The three aforementioned investment banks are paying a minimum of pounds 200 per ticket to take assorted guests along for some corporate hospitality. This will include lunch at the Dorchester, champagne and canapes at the "gig", and dinner at Nico's or some similar swish establishment. Not a spliff in sight.

We all know the Jurassic generation of rock stars have "cleaned up their act" these days, but does this rock-fest have to be quite so staid? All together now; "Hope I die before I get old ..."

Sir Ian MacLaurin, chairman of Tesco, adds another feather to his cap. Not only has Tesco edged ahead of Sainsbury as Britain's biggest food retailer, but now Sir Ian's stores are also the favourite place to buy wine.

According to business magazine Checkout, Tesco had a 39 per cent share of the plonk market over the last quarter, shading Sainsbury by 2 per cent. Between them the two giants sell four out of five bottles of wine bought for drinking at home.

There is one worrying aspect, however. The survey found that "convenience, price and range far outweigh factors such as friendly staff and information on wine" when customers decide where to buy. Let's hope Asda (19 per cent) and Safeway (18 per cent) don't take the message to heart and instruct their staff to tell wine buyers to "get knotted".

If Sir Ian or anyone else wants to hire Skinner and Baddiel, fantasy footballers and word-smiths of the current England footy anthem, think twice.
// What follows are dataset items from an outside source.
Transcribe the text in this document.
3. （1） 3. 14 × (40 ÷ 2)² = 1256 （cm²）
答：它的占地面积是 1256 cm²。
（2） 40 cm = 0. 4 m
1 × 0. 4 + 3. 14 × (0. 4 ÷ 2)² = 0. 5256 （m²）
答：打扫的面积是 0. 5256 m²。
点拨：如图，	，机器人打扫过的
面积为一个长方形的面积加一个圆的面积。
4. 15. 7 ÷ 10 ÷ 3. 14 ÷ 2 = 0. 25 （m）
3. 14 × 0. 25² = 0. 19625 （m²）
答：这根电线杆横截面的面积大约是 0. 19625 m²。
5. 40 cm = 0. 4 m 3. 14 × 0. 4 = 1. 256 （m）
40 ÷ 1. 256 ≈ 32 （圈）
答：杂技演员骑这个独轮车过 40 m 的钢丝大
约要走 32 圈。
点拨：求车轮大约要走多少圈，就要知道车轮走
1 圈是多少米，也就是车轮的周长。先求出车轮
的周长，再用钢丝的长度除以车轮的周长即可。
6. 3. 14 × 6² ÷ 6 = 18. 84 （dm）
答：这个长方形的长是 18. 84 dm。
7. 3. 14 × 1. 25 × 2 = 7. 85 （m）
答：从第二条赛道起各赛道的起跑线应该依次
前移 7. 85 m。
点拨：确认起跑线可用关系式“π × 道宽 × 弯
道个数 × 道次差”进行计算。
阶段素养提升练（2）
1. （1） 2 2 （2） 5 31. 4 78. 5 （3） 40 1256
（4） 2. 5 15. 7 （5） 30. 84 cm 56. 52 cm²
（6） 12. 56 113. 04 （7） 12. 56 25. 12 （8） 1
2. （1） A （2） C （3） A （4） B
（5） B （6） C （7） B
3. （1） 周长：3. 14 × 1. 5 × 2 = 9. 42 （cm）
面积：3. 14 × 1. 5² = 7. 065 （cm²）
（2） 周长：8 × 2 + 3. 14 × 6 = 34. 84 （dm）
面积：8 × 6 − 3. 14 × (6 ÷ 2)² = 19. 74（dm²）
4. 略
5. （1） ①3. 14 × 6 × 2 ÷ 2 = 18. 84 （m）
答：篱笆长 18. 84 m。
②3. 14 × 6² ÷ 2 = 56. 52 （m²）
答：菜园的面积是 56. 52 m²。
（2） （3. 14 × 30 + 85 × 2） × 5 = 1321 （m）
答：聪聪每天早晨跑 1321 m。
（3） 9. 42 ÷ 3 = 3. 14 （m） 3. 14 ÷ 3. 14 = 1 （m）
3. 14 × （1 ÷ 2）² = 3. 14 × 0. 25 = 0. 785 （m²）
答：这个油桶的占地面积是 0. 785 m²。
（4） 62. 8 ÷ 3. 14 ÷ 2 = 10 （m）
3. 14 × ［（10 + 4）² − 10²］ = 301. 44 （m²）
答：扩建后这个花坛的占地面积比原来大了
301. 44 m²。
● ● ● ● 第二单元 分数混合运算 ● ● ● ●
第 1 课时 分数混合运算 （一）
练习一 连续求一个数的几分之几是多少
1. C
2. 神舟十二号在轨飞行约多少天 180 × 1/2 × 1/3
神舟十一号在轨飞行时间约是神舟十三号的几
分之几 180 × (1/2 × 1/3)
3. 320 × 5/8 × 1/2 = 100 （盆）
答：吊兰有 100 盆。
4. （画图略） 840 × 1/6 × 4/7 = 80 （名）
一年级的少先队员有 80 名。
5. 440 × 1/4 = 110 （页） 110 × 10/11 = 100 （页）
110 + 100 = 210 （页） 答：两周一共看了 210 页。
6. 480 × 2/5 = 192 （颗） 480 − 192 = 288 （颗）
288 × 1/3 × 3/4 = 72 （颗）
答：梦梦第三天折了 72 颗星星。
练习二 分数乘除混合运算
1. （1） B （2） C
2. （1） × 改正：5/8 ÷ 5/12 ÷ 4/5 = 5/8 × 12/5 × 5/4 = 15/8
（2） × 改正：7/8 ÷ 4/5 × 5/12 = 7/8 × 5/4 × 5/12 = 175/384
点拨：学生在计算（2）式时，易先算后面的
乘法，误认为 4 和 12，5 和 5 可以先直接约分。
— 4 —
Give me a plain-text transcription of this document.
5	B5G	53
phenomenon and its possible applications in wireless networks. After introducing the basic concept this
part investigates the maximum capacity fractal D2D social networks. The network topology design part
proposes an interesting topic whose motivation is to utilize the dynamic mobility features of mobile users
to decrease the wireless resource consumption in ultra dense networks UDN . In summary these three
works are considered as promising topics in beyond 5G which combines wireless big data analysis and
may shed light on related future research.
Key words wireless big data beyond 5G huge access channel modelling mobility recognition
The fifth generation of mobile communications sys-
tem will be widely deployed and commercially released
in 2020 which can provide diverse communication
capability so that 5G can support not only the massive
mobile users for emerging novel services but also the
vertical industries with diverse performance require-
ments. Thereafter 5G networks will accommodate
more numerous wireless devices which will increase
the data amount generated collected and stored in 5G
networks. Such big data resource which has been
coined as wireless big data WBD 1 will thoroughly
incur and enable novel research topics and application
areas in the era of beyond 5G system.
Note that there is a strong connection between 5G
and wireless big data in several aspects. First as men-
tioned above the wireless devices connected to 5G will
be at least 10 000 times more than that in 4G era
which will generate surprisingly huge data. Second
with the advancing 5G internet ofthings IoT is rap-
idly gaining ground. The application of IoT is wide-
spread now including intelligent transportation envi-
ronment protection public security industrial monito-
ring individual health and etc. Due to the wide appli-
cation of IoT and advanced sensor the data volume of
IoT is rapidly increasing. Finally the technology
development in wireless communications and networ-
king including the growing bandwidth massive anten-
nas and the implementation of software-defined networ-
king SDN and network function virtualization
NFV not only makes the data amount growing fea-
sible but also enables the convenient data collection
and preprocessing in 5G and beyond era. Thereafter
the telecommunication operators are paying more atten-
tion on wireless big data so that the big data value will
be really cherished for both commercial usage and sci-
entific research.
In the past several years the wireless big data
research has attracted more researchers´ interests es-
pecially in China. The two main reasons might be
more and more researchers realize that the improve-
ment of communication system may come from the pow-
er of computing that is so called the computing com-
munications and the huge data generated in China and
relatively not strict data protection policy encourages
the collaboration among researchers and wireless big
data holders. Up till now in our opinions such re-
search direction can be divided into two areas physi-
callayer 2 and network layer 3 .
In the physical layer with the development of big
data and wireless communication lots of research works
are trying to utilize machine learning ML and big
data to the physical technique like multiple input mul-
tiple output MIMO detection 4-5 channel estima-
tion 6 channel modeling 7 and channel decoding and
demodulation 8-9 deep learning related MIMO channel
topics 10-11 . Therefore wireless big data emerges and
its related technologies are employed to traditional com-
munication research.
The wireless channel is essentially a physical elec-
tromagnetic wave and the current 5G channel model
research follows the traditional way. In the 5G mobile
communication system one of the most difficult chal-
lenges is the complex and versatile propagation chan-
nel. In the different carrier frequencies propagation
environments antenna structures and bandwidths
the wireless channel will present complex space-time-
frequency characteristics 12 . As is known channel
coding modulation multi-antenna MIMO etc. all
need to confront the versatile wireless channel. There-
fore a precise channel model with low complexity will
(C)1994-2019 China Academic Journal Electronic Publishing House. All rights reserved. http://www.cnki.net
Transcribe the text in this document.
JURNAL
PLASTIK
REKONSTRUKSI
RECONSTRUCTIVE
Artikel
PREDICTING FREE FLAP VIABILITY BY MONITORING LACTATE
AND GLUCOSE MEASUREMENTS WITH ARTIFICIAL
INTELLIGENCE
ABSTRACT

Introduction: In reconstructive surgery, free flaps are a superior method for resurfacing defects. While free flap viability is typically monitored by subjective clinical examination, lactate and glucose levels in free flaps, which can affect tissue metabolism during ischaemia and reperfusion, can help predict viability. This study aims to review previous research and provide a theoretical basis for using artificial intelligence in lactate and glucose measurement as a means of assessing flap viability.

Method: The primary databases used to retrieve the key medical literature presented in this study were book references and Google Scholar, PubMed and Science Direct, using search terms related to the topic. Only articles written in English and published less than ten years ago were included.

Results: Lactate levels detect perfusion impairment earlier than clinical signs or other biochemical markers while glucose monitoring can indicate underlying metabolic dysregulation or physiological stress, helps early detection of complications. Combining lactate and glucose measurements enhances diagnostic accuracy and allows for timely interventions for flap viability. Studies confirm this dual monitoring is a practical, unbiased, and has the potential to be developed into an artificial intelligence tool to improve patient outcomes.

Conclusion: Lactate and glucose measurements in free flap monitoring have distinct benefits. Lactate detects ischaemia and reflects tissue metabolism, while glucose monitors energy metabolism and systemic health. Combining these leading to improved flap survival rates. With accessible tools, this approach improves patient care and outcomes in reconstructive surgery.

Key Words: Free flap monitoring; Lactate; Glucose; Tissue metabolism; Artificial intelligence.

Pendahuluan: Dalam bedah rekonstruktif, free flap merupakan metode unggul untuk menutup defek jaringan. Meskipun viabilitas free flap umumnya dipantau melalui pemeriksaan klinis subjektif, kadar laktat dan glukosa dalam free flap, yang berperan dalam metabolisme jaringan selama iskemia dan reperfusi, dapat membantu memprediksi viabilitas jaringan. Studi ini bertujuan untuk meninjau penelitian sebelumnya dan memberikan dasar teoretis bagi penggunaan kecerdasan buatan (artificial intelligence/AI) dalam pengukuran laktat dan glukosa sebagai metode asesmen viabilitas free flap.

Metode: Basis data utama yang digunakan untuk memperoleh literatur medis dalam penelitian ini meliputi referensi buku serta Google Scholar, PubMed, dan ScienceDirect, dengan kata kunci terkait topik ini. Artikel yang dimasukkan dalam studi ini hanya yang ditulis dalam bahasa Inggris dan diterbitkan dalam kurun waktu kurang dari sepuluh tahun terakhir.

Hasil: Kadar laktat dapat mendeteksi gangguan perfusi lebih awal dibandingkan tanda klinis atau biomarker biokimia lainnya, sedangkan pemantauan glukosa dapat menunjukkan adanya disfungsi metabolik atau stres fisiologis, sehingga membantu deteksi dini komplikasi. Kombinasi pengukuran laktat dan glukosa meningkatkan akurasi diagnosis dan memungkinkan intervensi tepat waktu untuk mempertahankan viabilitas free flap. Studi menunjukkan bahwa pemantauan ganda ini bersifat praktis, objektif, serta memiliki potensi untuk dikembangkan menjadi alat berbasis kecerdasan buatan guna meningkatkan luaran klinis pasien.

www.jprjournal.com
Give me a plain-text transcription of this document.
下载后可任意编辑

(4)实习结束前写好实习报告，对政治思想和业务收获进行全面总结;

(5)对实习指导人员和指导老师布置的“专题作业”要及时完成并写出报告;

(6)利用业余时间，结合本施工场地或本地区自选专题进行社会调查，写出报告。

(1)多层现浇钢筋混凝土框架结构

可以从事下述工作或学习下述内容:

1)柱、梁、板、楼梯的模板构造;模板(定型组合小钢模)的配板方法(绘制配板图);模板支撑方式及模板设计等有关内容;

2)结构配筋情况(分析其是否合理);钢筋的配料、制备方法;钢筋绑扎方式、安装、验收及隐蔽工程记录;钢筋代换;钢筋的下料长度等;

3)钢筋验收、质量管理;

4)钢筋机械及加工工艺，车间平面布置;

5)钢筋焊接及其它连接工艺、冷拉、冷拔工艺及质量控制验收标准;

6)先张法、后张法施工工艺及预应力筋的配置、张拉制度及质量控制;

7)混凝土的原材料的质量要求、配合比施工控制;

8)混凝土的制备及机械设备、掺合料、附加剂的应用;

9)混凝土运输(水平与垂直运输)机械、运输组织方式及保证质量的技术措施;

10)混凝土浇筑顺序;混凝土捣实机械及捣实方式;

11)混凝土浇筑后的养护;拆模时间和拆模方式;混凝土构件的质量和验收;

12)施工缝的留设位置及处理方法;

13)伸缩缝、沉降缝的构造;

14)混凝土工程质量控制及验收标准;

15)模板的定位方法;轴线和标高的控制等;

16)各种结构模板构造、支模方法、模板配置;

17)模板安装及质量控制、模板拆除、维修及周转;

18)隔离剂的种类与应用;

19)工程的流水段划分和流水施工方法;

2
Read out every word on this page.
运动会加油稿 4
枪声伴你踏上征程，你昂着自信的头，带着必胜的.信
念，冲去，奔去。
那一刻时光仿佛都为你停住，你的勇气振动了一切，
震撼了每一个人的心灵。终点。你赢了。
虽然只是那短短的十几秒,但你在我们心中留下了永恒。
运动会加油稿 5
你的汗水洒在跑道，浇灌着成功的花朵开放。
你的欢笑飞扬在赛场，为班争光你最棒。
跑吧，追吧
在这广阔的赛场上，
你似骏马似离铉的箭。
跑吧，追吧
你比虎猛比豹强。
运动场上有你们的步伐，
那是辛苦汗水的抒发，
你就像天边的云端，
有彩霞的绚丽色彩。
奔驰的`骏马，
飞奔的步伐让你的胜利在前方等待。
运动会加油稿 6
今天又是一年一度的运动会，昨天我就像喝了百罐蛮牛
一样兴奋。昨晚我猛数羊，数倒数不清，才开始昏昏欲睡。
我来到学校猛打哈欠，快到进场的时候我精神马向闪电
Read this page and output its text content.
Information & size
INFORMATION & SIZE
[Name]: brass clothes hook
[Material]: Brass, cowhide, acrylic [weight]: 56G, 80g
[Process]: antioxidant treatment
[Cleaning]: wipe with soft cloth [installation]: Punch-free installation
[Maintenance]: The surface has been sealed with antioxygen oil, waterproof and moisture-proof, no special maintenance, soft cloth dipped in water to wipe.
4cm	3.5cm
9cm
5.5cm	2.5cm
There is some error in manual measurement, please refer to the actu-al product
James Herring, the duo's agent, was recently asked by a PR hackette how much it would cost to hire them. Mr Herring replied: "If you can afford anything north of pounds 30,000, love, you're in business."

Nursing your hangover, dear reader, take pity on poor Ray Nethercott, fanatical Liverpool supporter and md of Allied Carpets.

The company not only announced its float yesterday, mere hours before England's date with destiny. Mr Nethercott also arranged a presentation to fund managers Fidelity at 6.30pm - half an hour before kick-off. The briefing could not be postponed as it was being beamed to the US, where "soccer" is seen as an effete non-sport for foreigners.

Mr Nethercott said yesterday lunchtime : "I think if I race through the presentation at 200 miles an hour I may just get it finished." Fingers crossed that he made it.

Is there anyone you have met in the media and advertising world during your career who you really hate, loathe and despise? Now's your chance to get your own back - or so it would appear. A bizarre ad in Private Eye this week is headed: "Spirit of Machiavelli alive and well in advertising world?" It goes on: "Serious author proposes to chronicle the most dire examples in agency/media world of back stabbing, stitching-up, brown-nosing, sexual harassment ... scheming and downright malice .... If indeed any of the above still exist in the caring, sharing Nineties."

The author then provides a fax number for suggestions.

But hang on. Could the ad be a trap placed by a coalition of the nastier people in advertising who want to find out who their true enemies are - and then crush them? I think we should be told.